The halcyon days are gone. I used to see swallows from the
cabin at Big Bras d’Or: barn swallows, tree swallows, perhaps an occasional
cliff or bank swallow. The swallows have pretty much passed out of view here at
Bigadore. I have been here since the first of June—close to four months—and have
not seen a single swallow. Not one.
Nowadays there is no way a keen birder could routinely find
two dozen species here, let alone forty. These days I walk my trails and woods
and encounter mostly silence. If not for squirrels inclined to object to my
passage the woods might be perfectly still. Rather than a couple of dozen
species on a morning walk, I might find five, or four, or three.
This past week news headlines informed us of a scientific
study cataloguing the precipitous decline in woodland birds. The report was no
surprise to me: I have been seeing it with my own eyes for years, but this year
in particular has been shocking. I still see waterbirds: gulls, gannets in
their season, passing herons at dusk, groups of scoters assembling for autumn on
the Great Bras d’Or. But songbirds—warblers, swallows, sparrows—are another
matter entirely.
The precipitous decline in songbird numbers is a sad fact
that can be laid largely at the feet of humans. We destroy bird habitat. We
build skyscrapers, telecommunication towers and wind generators without much
concern for the migrating ten or twelve-gram birds that crash into them during
their night-time migrations. We allow our beloved cats to go outside where they
do what nature designed them to do: hunt and kill. Twice this summer I have
been seated on a friend’s veranda when the family cat triumphantly returned
home with a bird in its teeth. The experts tell us that millions of birds are
slaughtered every year in North America by cats allowed to do as they will in
the great outdoors.
It is not just cats. I recall how appalled I was to learn
about the toll delivered by a single telecom tower in Pennsylvania some years
ago: more than a thousand ovenbirds killed on one night—just one—as a
consequence of flying into an unseen tower in the dead of night.
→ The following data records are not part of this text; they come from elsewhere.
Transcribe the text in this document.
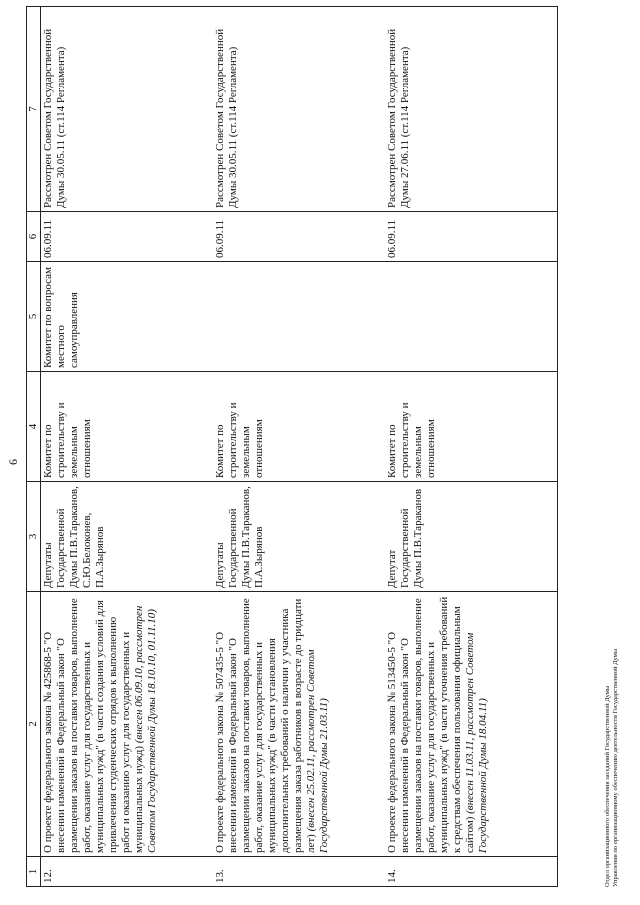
6
1	2	3	4	5	6	7
12.	О проекте федерального закона № 425868-5 "О внесении изменений в Федеральный закон "О размещении заказов на поставки товаров, выполнение работ, оказание услуг для государственных и муниципальных нужд" (в части создания условий для привлечения студенческих отрядов к выполнению работ и оказанию услуг для государственных и муниципальных нужд) (внесен 06.09.10, рассмотрен Советом Государственной Думы 18.10.10, 01.11.10)	Депутаты Государственной Думы П.В.Тараканов, С.Ю.Белоконев, П.А.Зырянов	Комитет по строительству и земельным отношениям	Комитет по вопросам местного самоуправления	06.09.11	Рассмотрен Советом Государственной Думы 30.05.11 (ст.114 Регламента)
13.	О проекте федерального закона № 507435-5 "О внесении изменений в Федеральный закон "О размещении заказов на поставки товаров, выполнение работ, оказание услуг для государственных и муниципальных нужд" (в части установления дополнительных требований о наличии у участника размещения заказа работников в возрасте до тридцати лет) (внесен 25.02.11, рассмотрен Советом Государственной Думы 21.03.11)	Депутаты Государственной Думы П.В.Тараканов, П.А.Зырянов	Комитет по строительству и земельным отношениям		06.09.11	Рассмотрен Советом Государственной Думы 30.05.11 (ст.114 Регламента)
14.	О проекте федерального закона № 513450-5 "О внесении изменений в Федеральный закон "О размещении заказов на поставки товаров, выполнение работ, оказание услуг для государственных и муниципальных нужд" (в части уточнения требований к средствам обеспечения пользования официальным сайтом) (внесен 11.03.11, рассмотрен Советом Государственной Думы 18.04.11)	Депутат Государственной Думы П.В.Тараканов	Комитет по строительству и земельным отношениям		06.09.11	Рассмотрен Советом Государственной Думы 27.06.11 (ст.114 Регламента)
Отдел организационного обеспечения заседаний Государственной Думы Управления по организационному обеспечению деятельности Государственной Думы
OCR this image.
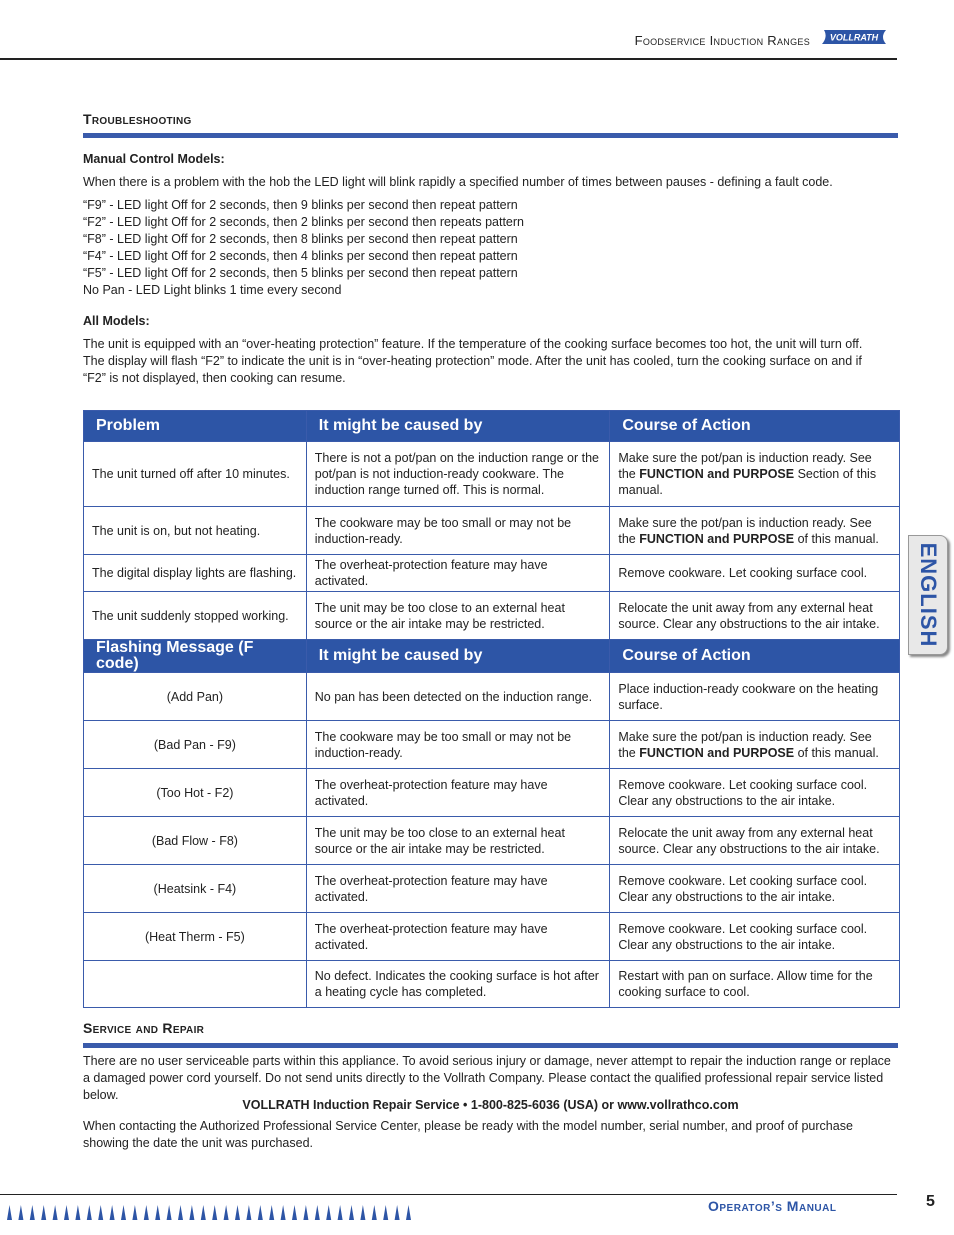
Foodservice Induction Ranges VOLLRATH
Troubleshooting
Manual Control Models:
When there is a problem with the hob the LED light will blink rapidly a specified number of times between pauses - defining a fault code.
“F9” - LED light Off for 2 seconds, then 9 blinks per second then repeat pattern
“F2” - LED light Off for 2 seconds, then 2 blinks per second then repeats pattern
“F8” - LED light Off for 2 seconds, then 8 blinks per second then repeat pattern
“F4” - LED light Off for 2 seconds, then 4 blinks per second then repeat pattern
“F5” - LED light Off for 2 seconds, then 5 blinks per second then repeat pattern
No Pan - LED Light blinks 1 time every second
All Models:
The unit is equipped with an “over-heating protection” feature. If the temperature of the cooking surface becomes too hot, the unit will turn off. The display will flash “F2” to indicate the unit is in “over-heating protection” mode. After the unit has cooled, turn the cooking surface on and if “F2” is not displayed, then cooking can resume.
Problem	It might be caused by	Course of Action
The unit turned off after 10 minutes.	There is not a pot/pan on the induction range or the pot/pan is not induction-ready cookware. The induction range turned off. This is normal.	Make sure the pot/pan is induction ready. See the FUNCTION and PURPOSE Section of this manual.
The unit is on, but not heating.	The cookware may be too small or may not be induction-ready.	Make sure the pot/pan is induction ready. See the FUNCTION and PURPOSE of this manual.
The digital display lights are flashing.	The overheat-protection feature may have activated.	Remove cookware. Let cooking surface cool.
The unit suddenly stopped working.	The unit may be too close to an external heat source or the air intake may be restricted.	Relocate the unit away from any external heat source. Clear any obstructions to the air intake.
Flashing Message (F code)	It might be caused by	Course of Action
(Add Pan)	No pan has been detected on the induction range.	Place induction-ready cookware on the heating surface.
(Bad Pan - F9)	The cookware may be too small or may not be induction-ready.	Make sure the pot/pan is induction ready. See the FUNCTION and PURPOSE of this manual.
(Too Hot - F2)	The overheat-protection feature may have activated.	Remove cookware. Let cooking surface cool. Clear any obstructions to the air intake.
(Bad Flow - F8)	The unit may be too close to an external heat source or the air intake may be restricted.	Relocate the unit away from any external heat source. Clear any obstructions to the air intake.
(Heatsink - F4)	The overheat-protection feature may have activated.	Remove cookware. Let cooking surface cool. Clear any obstructions to the air intake.
(Heat Therm - F5)	The overheat-protection feature may have activated.	Remove cookware. Let cooking surface cool. Clear any obstructions to the air intake.
	No defect. Indicates the cooking surface is hot after a heating cycle has completed.	Restart with pan on surface. Allow time for the cooking surface to cool.
ENGLISH
Service and Repair
There are no user serviceable parts within this appliance. To avoid serious injury or damage, never attempt to repair the induction range or replace a damaged power cord yourself. Do not send units directly to the Vollrath Company. Please contact the qualified professional repair service listed below.
VOLLRATH Induction Repair Service • 1-800-825-6036 (USA) or www.vollrathco.com
When contacting the Authorized Professional Service Center, please be ready with the model number, serial number, and proof of purchase showing the date the unit was purchased.
Operator’s Manual	5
What can be done? I am gratified to hear that initiatives
are under way to give birds warning as they approach tall structures. Good. We
can help as individuals too. Windows are bird-killers. A big picture window is
a joy to the folks indoors enjoying the view outside. It is something else to a
bird that crashes into it. People who care can help remedy the problem by
placing silhouettes in their window—perhaps of a falcon or hawk—to signal that
the window is something a bird should avoid.
For a person who is both a cat-owner and someone who agrees
that the world is a better place with wild birds in it, does it not make sense, for the welfare of birds and for its own sake, that Puss enjoys life in
the safe and secure comfort of its own home?